At the end of the day, the results of the 2022 election were certified across the country and the rightful winners sworn into office. But Peter Bondi, the managing director of Informing Democracy, said these disruptions still have an impact.

“There is a real danger here,” Bondi said. “The disruptions cause delay, and delay has a couple consequences. One is shaking public confidence in the election, which only fuels more conspiracy concerns. And two is [missing] real deadlines that need to be followed.” 

The lingering distrust in elections — and in particular electronic voting equipment — has led some voters to call for our election infrastructure to be overhauled. This is one area where, by and large, 2020 did not seem to disrupt existing trends. Even before 2020, more and more jurisdictions were moving away from paperless voting machines to paper ballots marked by voters (either by hand or using a ballot-marking device), which has long been the recommendation from election-security experts. That trend has continued, according to Verified Voting, a nonpartisan organization that tracks election technology used across the country. In 2018, 71.9 percent of registered voters lived in a jurisdiction that used voter-marked paper ballots. In 2020, 88.5 percent did, and heading into 2024, 94.1 percent of registered voters now live in a jurisdiction that uses paper ballots. 

“The larger trend is that paperless systems continue to be phased out,” said Mark Lindeman, policy and strategy director of Verified Voting. “I don’t detect any clear signs that that trend has accelerated since 2020.”

Where 2020 has had an influence is in the push for hand-counting ballots. Distrusting machines, some voters have demanded their local election offices abandon the optical scanners used to tally ballots in most of the country in favor of human hand counts, something that security experts don’t recommend due to the high risk of error. While a handful of jurisdictions have made the switch (or, in the case of Nye County, Nevada, introduced hand counts in addition to optical scanners), overall, Lindeman said, the trend since 2020 has still been to move away from hand counts. Over 500 precincts representing more than 230,000 voters have moved away from hand counts since 2020 so far, compared to just four jurisdictions representing about 2,900 registered voters that moved from optical scanners to hand counts.

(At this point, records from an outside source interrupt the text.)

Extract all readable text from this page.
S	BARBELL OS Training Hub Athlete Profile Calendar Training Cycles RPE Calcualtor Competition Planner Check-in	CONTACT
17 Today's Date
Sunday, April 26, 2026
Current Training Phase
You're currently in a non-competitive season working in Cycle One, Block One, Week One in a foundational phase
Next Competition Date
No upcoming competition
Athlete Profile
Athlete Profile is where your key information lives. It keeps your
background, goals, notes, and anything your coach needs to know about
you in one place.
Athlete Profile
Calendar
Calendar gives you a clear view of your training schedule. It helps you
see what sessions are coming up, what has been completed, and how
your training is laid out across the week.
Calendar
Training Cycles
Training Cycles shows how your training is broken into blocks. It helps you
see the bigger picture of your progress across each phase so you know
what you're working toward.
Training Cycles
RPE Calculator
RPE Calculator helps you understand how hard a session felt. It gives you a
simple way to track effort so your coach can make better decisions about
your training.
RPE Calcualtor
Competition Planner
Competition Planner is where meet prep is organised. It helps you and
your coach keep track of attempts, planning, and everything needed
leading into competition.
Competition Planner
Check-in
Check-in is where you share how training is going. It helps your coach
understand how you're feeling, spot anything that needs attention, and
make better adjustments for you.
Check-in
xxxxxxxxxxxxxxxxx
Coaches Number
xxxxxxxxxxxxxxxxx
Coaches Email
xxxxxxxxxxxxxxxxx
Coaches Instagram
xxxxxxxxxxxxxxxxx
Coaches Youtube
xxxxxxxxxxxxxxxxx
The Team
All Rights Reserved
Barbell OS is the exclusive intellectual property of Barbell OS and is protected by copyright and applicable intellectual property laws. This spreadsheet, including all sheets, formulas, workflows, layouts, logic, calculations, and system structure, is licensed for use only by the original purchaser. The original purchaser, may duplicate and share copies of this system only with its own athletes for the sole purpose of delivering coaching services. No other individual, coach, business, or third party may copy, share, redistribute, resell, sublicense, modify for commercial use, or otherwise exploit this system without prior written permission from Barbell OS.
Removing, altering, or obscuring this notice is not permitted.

“At this moment it’s an 80-to-1 ratio against the hand-count movement, which tracks with my experience going back to 2005,” Lindeman said. “Actual hand-count jurisdictions are gradually drifting away from that method.”

Nearly every aspect of voting — from the rules surrounding it, to the method used to cast a ballot, to how those ballots are counted — has been transformed over the past several years. Some of this upheaval can be chalked up to the extraordinary circumstances and reaction to the 2020 election, but some is just the natural evolution of our ever-changing election system. Altogether, it means that, in 2024, voters will show up to the voting booth (or crack open the envelope containing their ballot!) facing a very different landscape than the one they encountered four, or certainly eight, years prior. And we probably don’t yet fully know how that will affect the election.